JP Kanku sera jugé par le Tribunal militaire de Gombe

15825Le Tribunal Militaire de Garnison de Gombe a rendu au cours de l’audience publique du vendredi 31 janvier 2014 le jugement avant dire droit sur les exceptions liées à l’incompétence juridictionnelle, arrestation arbitraire, violation du secret d’instruction, annulation des procès-verbaux  soulevées en date du 10 janvier 2014,  par les avocats du docteur et président du parti politique « Mouvement Débout Congolais (MDC) Jean-Pierre Kanku Mukandi.  Dans son verdict, il a dit recevables et fondés les moyens relatifs à la violation du secret de l’instruction pré-juridictionnelle et a écarté du débat l’album des photos ainsi que certains procès verbaux de l’audition du prévenu à l’ANR.

         En ce qui concerne l’exception liée à son incompétence, le tribunal a  justifié sa compétence vis-à-vis du prévenu Jean-Pierre Kanku conformément à la loi sur la justice militaire. En réplique, l’avocat du président du Mouvement DC Kanku a relevé la violation de la Constitution dans le chef du tribunal. Selon lui, il y a la constitutionnalisation des lois par voie d’action et d’exception.

         Le tribunal est passé outre la demande de mise en liberté provisoire du prévenu Jean-Pierre Kanku et a ordonné la poursuite de l’instruction de la présente cause. Cette cause inscrite sous le RP 602/13 a été renvoyée au 7 février 2014. On signale que la défense a promis d’interjeter appel au moment opportun à la juridiction supérieur sur les exceptions qui n’ont pas été rencontrées par le tribunal des céans.

Rappel des faits

         Le prévenu Jean-Pierre Kanku Mukandi est poursuivi par le ministère public (MP) pour détention d’armes et munitions de guerre, atteinte à la sûreté intérieure, et extérieure de l’Etat, incitation des militaires à commettre des actes contraires à la loi, participation à un mouvement insurrectionnel, espionnage, etc. Ce dernier clame son innocence, rejette toutes les infractions retenues à sa charge et plaide non coupable. Parce que selon lui il s’agit simplement d’un montage pour le déstabiliser.

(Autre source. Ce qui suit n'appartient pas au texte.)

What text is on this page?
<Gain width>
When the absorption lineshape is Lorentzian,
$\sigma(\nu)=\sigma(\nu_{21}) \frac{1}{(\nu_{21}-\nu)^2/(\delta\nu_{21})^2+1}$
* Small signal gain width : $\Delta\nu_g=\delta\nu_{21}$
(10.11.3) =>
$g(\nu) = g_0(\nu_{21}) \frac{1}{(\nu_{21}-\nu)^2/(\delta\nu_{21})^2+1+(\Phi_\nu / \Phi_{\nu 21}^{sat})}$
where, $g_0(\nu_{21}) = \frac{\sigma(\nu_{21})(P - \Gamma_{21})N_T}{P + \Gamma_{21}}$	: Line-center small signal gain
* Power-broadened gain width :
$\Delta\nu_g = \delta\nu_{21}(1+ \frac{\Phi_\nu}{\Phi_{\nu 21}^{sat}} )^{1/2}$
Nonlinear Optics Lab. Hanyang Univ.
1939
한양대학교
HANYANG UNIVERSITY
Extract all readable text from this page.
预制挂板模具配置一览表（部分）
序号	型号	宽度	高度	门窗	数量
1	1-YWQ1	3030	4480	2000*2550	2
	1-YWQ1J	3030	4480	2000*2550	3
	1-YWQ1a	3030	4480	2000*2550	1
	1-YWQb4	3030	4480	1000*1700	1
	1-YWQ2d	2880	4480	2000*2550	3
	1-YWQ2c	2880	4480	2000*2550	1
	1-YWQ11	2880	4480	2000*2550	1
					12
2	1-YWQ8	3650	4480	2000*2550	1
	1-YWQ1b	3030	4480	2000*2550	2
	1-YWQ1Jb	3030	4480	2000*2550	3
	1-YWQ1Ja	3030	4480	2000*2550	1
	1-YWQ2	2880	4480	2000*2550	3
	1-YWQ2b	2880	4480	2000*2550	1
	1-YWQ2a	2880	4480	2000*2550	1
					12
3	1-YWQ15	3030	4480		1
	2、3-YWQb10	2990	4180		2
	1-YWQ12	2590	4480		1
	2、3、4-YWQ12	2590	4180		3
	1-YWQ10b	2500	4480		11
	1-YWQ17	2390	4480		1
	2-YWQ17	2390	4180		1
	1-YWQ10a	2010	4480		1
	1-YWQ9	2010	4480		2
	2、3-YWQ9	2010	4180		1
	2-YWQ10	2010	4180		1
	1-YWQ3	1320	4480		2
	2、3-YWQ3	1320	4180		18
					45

         Lors de l’audience publique du 10 janvier 2014, le tribunal avait examiné les mémoires uniques déposés par les défenses des prévenus Kanku Mukandi Jean-Pierre et Isidore Madima, tous deux poursuivis dans le même dossier. Ces mémoires contenaient une série d’exceptions, notamment  l’incompétence du tribunal. Les avocats du prévenu Kanku ont demandé au tribunal de transférer leur client à son juge naturel puis qu’un civil ne peut pas être jugé devant un tribunal militaire, conformément à l’article 19 de la Constitution et 88,122 de la justice militaire.

         Concernant l’exception relative à l’arrestation arbitraire et à la détention préventive, les mêmes auxiliaires de la justice avaient fait savoir que Jean-Pierre Kanku a passé la garde à vue à l’ANR pendant plus de 15 jours, alors qu’il ne devrait pas faire plus de deux jours conformément à  la loi.

         En plus, Il a subi des tortures au niveau de ce service sans être déféré devant l’autorité compétente. Au parquet, il a comparu sans être assisté de son conseil.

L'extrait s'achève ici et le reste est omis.